Les membres de l’Unité régionale de coordination (UCR) du PRSP, à savoir les Comores, la France/Réunion, le Kenya, Madagascar, Maurice, le Mozambique, les Seychelles et la Tanzanie, ont décidé à nouveau de mutualiser leurs ressources pour optimiser l’usage des moyens de surveillance maritimes et aériens et tirer profit des nouvelles technologies dans la lutte contre la pêche illégale. L’Union européenne soutient de manière substantielle cette coopération qui remonte à 2007, mais mise en veille à partir de 2018. « Notre partenariat a permis de renforcer la surveillance des 6 millions km² de mer de notre région, par une meilleure coordination des patrouilles maritimes et aériennes, ainsi que par une gouvernance plus robuste et une communication plus fluide », souligne Vêlayoudom Marimoutou, secrétaire général de la COI.

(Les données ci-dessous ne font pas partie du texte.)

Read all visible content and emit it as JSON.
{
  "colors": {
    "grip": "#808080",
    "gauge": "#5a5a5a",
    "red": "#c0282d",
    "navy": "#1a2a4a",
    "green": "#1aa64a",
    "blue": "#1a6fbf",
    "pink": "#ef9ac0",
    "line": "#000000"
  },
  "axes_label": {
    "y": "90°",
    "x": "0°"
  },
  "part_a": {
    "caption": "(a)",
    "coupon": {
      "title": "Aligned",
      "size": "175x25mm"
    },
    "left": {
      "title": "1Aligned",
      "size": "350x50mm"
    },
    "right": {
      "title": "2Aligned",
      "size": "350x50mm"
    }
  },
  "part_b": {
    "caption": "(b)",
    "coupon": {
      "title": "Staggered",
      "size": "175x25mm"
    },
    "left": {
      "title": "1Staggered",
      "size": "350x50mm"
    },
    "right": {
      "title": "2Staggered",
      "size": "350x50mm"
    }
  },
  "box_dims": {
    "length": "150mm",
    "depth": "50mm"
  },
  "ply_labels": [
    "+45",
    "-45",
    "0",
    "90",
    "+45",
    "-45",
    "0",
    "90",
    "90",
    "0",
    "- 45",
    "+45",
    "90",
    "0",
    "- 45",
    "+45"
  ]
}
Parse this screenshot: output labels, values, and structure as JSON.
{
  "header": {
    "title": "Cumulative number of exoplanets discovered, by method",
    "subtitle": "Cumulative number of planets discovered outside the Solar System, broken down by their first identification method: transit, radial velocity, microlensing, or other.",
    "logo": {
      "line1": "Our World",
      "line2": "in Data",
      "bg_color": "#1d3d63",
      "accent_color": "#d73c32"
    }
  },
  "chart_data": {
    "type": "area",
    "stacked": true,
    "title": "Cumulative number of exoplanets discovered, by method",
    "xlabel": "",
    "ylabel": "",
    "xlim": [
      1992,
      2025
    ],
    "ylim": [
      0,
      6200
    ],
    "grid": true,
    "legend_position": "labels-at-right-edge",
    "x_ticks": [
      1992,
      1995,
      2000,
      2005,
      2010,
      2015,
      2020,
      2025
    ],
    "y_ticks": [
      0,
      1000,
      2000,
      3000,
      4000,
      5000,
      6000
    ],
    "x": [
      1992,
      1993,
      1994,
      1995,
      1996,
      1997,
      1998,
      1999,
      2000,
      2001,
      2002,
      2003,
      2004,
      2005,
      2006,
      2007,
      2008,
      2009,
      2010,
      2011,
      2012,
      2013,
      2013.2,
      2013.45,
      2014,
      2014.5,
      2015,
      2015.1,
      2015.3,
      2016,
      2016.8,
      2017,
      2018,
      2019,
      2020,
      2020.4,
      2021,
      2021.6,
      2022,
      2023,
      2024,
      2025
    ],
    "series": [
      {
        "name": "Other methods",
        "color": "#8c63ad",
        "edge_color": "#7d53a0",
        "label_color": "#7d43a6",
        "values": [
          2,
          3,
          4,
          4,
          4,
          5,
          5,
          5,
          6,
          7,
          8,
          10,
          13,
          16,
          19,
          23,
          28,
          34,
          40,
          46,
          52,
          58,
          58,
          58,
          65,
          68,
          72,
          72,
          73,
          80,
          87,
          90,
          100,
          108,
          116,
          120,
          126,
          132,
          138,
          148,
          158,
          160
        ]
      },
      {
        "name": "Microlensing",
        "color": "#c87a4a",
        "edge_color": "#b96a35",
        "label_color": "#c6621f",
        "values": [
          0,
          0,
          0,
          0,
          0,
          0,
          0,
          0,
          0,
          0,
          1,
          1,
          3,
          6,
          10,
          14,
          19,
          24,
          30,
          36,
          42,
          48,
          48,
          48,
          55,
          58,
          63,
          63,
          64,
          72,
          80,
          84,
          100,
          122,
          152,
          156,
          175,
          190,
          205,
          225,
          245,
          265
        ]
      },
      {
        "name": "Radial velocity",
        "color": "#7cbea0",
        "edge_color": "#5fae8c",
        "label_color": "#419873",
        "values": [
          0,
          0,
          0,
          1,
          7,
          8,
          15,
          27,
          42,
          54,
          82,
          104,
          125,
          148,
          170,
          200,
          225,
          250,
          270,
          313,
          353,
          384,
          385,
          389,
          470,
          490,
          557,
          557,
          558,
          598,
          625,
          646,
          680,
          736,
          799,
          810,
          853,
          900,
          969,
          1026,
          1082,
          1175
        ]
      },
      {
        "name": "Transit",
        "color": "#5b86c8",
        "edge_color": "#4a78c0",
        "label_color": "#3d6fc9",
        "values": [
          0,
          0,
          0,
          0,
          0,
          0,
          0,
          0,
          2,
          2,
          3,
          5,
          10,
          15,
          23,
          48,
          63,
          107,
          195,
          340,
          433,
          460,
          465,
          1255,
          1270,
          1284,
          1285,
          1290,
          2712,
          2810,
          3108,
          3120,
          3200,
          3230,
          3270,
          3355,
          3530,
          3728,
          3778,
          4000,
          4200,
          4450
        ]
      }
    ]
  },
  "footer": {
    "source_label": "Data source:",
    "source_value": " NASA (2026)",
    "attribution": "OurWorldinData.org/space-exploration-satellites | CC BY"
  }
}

Parmi les principaux sujets abordés figuraient la capitalisation et la pérennisation des acquis. Les discussions et résolutions des membres de l’UCR se sont également focalisées sur la rentabilité et l’efficacité des actions contre la pêche illégale. L’une des approches considérées dans ce sens consiste à identifier les principales zones de pêche de la région où les opérations de surveillance devront se concentrer. L’atelier s’est également penché sur l’utilisation des nouvelles technologies, tels que les images satellites et les drones, ainsi que sur la fréquence accrue des échanges et formations d’inspecteurs et d’observateurs en mer.

Grâce au PRSP, il a été possible d’effectuer 49 patrouilles conjointes s’étalant sur 1 228 jours dans les mers de l’océan Indien occidental entre 2007 et 2017. Le PRSP a également permis de saisir 12 navires pêchant illégalement et de relever 120 infractions. Le Système régional de suivi par satellite des navires, mis en place dans le cadre de cette initiative, a également contribué à la surveillance de 670 bateaux et au partage de 410 images satellites.

La réactivation du PRSP s’inscrit dans le cadre des activités d’E€OFISH. Financé et promu par l’UE, ce programme vise à faire de la pêche durable un levier économique pour la région de l’Afrique de l’Est, l’Afrique australe et l’océan Indien. Dans cette perspective, E€OFISH réunit la COI, l’Agence du lac Tanganyika, l’Organisation des pêches du lac Victoria, le Marché commun de l’Afrique orientale et australe, la Communauté d’Afrique de l’Est, l’Autorité intergouvernementale pour le développement, la Commission des thons de l’océan Indien et la Communauté de développement d’Afrique australe.